The COVID-19 lockdowns in Colombia, as well as in other countries in the region that Venezuelans fled to in recent years, like Ecuador and Peru, left thousands of migrants out of options and on the streets. This is driving a wave of returns that is now overwhelming Colombia’s border region of Cúcuta, where they get stuck at the border for days without sanitary conditions and generating a public health hazard.

La Parada, the area closest to Simón Bolívar bridge, has become a bottleneck where over 1,500 Venezuelans are currently waiting to cross back, according to local authorities. With nowhere to go, they have set up improvised tents tied to the green fences leading to the bridge, in an overcrowded space where social distancing measures cannot be implemented.

The Colombian government has set up a sanitary station as a temporary fix to the massive arrival of Venezuelans, with capacity for 500 people. They also created an isolation center for migrants who have contracted COVID-19, with 60 beds. For the last 17 days, the center has been operating at full capacity, authorities say.

Buses from all over Colombia and other countries are still arriving in Cúcuta every day, and hundreds more do it on foot, in a very weak and fragile state after weeks of walking and sleeping outdoors.

“Figures are still overflowing our capacity and we’ve never been able to have the situation fully under control,” Bautista said.

When lockdowns started, Venezuela applied an “open arms” policy and invited citizens to come back, with some 500 people crossing the border daily. But as COVID-19 infection rates grew on the Venezuelan side of the border, president Nicolás Maduro decided in early June to restrict the number of Venezuelans allowed to enter the country. For almost two months, only 300 Venezuelans were allowed three days a week, and none on the other four. After negotiations with Colombian authorities, there are now between 200 and 300 entering daily.

Cúcuta region declared the emergency state in late July, as ICU beds reached 94 percent of capacity. At Erasmo Meoz hospital, the main public hospital in Cúcuta, 34 percent of patients being attended for any kind of treatment are Venezuelan migrants—from pregnant women who crossed the border to give birth to elderly people with chronic diseases. Authorities worried about Venezuelans increasingly crossing into Colombia to seek COVID-19 treatment, and potentially spreading the virus.

To date, more than 350,000 people in Colombia have contracted the coronavirus, the ninth most of any country. Official data out of Venezuela says the country has had over 23,000 cases.
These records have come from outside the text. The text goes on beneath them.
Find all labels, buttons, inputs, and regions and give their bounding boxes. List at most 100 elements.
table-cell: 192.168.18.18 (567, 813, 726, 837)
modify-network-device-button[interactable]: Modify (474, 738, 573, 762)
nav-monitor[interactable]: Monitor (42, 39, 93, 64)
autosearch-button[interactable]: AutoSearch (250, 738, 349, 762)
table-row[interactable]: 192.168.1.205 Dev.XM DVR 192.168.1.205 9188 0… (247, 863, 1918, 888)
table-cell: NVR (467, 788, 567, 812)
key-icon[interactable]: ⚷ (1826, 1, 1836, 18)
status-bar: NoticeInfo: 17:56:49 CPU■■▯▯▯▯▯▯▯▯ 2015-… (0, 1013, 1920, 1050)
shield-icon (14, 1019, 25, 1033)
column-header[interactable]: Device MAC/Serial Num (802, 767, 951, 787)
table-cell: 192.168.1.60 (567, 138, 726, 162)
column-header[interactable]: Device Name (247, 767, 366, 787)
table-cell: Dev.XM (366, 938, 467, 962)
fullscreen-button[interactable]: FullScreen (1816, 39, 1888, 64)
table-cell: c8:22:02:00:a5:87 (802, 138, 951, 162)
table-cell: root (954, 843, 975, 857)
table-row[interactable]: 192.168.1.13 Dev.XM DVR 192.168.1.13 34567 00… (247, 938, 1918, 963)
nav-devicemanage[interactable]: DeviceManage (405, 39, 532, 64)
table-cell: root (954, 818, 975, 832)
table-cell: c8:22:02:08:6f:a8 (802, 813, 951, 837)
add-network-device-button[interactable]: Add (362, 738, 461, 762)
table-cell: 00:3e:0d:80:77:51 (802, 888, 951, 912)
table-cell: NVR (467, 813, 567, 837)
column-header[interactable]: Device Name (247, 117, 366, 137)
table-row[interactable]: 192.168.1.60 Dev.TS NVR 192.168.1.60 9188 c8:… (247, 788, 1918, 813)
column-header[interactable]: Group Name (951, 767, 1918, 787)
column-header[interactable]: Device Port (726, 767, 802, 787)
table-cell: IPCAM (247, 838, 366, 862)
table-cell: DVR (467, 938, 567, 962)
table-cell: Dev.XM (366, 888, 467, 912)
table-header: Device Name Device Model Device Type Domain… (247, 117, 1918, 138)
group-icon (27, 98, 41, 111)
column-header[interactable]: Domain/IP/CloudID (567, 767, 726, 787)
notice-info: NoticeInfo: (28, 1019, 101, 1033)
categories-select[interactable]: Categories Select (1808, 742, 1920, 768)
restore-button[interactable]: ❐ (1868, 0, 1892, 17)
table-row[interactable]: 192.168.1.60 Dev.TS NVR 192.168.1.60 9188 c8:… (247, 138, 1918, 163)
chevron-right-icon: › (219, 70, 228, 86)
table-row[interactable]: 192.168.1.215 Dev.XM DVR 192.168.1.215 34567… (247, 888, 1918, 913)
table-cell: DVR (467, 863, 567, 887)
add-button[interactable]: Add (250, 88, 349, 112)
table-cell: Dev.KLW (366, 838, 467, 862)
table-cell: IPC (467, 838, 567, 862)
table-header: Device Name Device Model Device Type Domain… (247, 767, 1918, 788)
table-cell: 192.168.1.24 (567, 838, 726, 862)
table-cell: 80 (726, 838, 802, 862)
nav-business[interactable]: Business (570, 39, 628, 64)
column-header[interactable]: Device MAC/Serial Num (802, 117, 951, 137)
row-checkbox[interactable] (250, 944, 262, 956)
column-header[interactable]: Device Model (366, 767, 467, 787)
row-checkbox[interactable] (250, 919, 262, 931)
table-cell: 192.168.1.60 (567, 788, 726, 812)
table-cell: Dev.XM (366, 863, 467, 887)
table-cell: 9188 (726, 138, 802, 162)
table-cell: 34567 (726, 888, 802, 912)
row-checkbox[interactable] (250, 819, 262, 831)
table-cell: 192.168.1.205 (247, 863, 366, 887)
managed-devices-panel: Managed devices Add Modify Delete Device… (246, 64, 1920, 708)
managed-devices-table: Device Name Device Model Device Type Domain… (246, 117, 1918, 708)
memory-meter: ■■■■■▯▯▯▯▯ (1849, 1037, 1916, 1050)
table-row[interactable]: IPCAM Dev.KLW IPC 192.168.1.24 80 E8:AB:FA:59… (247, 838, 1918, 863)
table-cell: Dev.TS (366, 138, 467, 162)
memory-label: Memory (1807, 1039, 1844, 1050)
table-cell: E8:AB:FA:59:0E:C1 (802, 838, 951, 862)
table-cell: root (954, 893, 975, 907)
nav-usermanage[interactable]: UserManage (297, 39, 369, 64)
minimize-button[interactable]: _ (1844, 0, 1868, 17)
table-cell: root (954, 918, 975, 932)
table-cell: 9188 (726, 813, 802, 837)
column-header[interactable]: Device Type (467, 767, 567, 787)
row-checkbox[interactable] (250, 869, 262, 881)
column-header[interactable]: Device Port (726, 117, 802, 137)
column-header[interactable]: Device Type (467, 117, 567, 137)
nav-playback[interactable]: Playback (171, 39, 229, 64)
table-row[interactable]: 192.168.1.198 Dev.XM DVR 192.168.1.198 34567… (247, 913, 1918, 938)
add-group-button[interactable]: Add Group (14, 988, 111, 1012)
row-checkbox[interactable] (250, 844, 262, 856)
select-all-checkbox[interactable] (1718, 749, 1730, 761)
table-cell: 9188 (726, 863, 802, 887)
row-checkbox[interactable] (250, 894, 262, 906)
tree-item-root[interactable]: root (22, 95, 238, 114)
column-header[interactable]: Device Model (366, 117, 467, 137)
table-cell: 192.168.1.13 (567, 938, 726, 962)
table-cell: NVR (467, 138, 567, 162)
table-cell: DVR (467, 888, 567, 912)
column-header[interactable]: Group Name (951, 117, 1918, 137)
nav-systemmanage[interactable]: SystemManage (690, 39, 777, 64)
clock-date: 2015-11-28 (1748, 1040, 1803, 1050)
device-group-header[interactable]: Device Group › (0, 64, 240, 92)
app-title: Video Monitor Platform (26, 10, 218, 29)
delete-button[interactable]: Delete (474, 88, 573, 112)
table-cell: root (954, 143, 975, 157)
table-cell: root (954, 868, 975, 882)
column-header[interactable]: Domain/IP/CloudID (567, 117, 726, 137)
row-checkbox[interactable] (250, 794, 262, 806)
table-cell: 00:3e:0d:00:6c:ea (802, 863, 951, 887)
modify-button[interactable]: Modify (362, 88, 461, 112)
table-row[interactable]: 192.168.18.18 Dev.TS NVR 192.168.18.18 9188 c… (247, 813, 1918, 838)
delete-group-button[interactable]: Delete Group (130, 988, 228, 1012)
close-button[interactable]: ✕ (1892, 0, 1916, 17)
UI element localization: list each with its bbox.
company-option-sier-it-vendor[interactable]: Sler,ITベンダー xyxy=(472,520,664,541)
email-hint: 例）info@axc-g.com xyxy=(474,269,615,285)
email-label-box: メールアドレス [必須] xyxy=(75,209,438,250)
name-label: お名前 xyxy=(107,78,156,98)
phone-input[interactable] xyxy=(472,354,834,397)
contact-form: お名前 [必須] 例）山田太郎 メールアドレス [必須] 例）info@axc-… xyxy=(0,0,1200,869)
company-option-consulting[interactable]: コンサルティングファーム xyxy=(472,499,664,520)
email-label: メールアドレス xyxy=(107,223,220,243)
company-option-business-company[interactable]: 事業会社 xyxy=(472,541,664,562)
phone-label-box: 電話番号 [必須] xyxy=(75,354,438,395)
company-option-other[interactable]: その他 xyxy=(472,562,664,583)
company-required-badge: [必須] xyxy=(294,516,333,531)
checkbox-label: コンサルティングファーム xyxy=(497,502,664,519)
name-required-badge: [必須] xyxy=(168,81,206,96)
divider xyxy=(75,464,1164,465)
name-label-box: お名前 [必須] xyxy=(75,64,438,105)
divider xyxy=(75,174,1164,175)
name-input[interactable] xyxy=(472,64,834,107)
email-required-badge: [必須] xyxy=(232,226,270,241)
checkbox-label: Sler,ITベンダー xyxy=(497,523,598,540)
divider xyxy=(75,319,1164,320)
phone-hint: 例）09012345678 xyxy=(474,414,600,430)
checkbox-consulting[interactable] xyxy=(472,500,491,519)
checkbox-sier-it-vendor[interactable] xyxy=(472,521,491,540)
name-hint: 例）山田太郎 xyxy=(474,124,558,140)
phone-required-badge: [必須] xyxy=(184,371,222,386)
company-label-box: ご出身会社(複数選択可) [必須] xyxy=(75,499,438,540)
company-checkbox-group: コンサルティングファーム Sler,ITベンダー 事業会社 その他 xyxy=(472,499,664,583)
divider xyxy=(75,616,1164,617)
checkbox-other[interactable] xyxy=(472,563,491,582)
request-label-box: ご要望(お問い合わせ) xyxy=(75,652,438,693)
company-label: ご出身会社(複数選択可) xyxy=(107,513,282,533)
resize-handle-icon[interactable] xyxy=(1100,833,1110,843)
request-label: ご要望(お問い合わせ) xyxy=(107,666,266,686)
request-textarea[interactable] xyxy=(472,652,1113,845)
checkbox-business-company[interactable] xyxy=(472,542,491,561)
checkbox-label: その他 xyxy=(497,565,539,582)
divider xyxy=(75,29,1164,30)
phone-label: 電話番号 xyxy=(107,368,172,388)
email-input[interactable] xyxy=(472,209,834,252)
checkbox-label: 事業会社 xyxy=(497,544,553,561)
The border closure has made the life of those stuck on both sides of the Colombia-Venezuela border harder. In San Antonio, across from Alejandro’s home a high school was converted into a quarantine shelter for returnees, hosting some 400 people. Locals were scared about the spread of COVID-19, he said, because some of them were fleeing the unsanitary conditions at the center and came knocking on their doors. With time, they also worried about the scarce resources available in the city.

Alejandro has witnessed how prices of the most basic goods have doubled since the border closure, because everything is brought in via trochas. But after what happened to his cousin he’s too scared to venture into Colombia by himself through one of the irregular pathways.

“The situation is terrible,” he said. “Because in San Antonio, life is the border.”